California, other states end opposition to T-Mobile, Sprint merger2020-03-11 18:38 by Daniela
Tags: Sprint, T-Mobile
The California attorney general's office announced Wednesday that it would not appeal a federal court decision approving the $26 billion T-Mobile and Sprint merger.
The companies said the deal would benefit consumers by helping the companies build a better next-generation, 5G wireless network than each could do alone. The companies also said the deal would lead to lower prices, as they can better compete with the now-larger AT&T and Verizon. A federal judge in New York sided with the companies in February.

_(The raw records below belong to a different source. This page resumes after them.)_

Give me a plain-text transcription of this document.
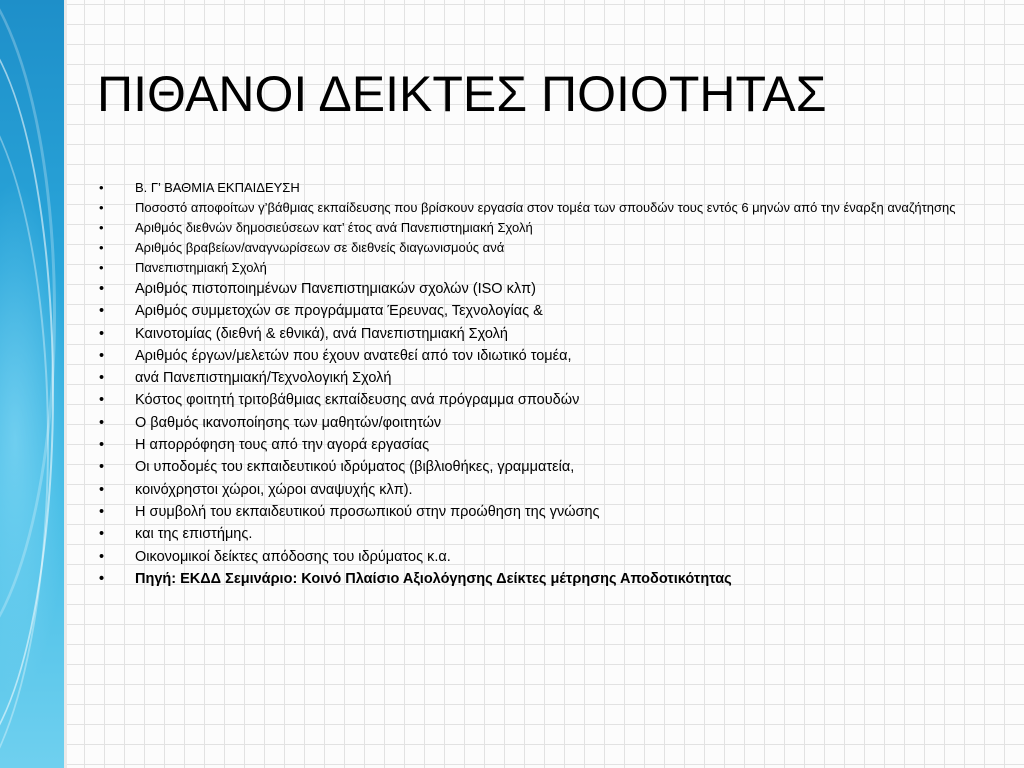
ΠΙΘΑΝΟΙ ΔΕΙΚΤΕΣ ΠΟΙΟΤΗΤΑΣ
• Β. Γ’ ΒΑΘΜΙΑ ΕΚΠΑΙΔΕΥΣΗ
• Ποσοστό αποφοίτων γ’βάθμιας εκπαίδευσης που βρίσκουν εργασία στον τομέα των σπουδών τους εντός 6 μηνών από την έναρξη αναζήτησης
• Αριθμός διεθνών δημοσιεύσεων κατ’ έτος ανά Πανεπιστημιακή Σχολή
• Αριθμός βραβείων/αναγνωρίσεων σε διεθνείς διαγωνισμούς ανά
• Πανεπιστημιακή Σχολή
• Αριθμός πιστοποιημένων Πανεπιστημιακών σχολών (ISO κλπ)
• Αριθμός συμμετοχών σε προγράμματα Έρευνας, Τεχνολογίας &
• Καινοτομίας (διεθνή & εθνικά), ανά Πανεπιστημιακή Σχολή
• Αριθμός έργων/μελετών που έχουν ανατεθεί από τον ιδιωτικό τομέα,
• ανά Πανεπιστημιακή/Τεχνολογική Σχολή
• Κόστος φοιτητή τριτοβάθμιας εκπαίδευσης ανά πρόγραμμα σπουδών
• Ο βαθμός ικανοποίησης των μαθητών/φοιτητών
• Η απορρόφηση τους από την αγορά εργασίας
• Οι υποδομές του εκπαιδευτικού ιδρύματος (βιβλιοθήκες, γραμματεία,
• κοινόχρηστοι χώροι, χώροι αναψυχής κλπ).
• Η συμβολή του εκπαιδευτικού προσωπικού στην προώθηση της γνώσης
• και της επιστήμης.
• Οικονομικοί δείκτες απόδοσης του ιδρύματος κ.α.
• Πηγή: ΕΚΔΔ Σεμινάριο: Κοινό Πλαίσιο Αξιολόγησης Δείκτες μέτρησης Αποδοτικότητας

According to the terms of the settlement, the New T-Mobile, as the combined company is called, is now required to make low-cost mobile plans available in California for the next five years, including a $15-per-month 2GB plan and a $25-per-month 5GB plan. It must offer 100GB of no-cost high-speed internet service and a free mobile Wi-Fi hotspot device to 10 million low-income households that are currently going without access for five years. The settlement also requires the New T-Mobile to create around 1,000 new jobs in the state and maintain the ones that already exist there.
The U.S. Justice Department and the Federal Communications Commission signed off on the merger last year after the companies agreed to divest Sprint’s prepaid businesses, including Boost Mobile, to satellite television company Dish Network, and provide it with access to 20,000 cell sites and hundreds of retail locations. That deal is worth about $5 billion.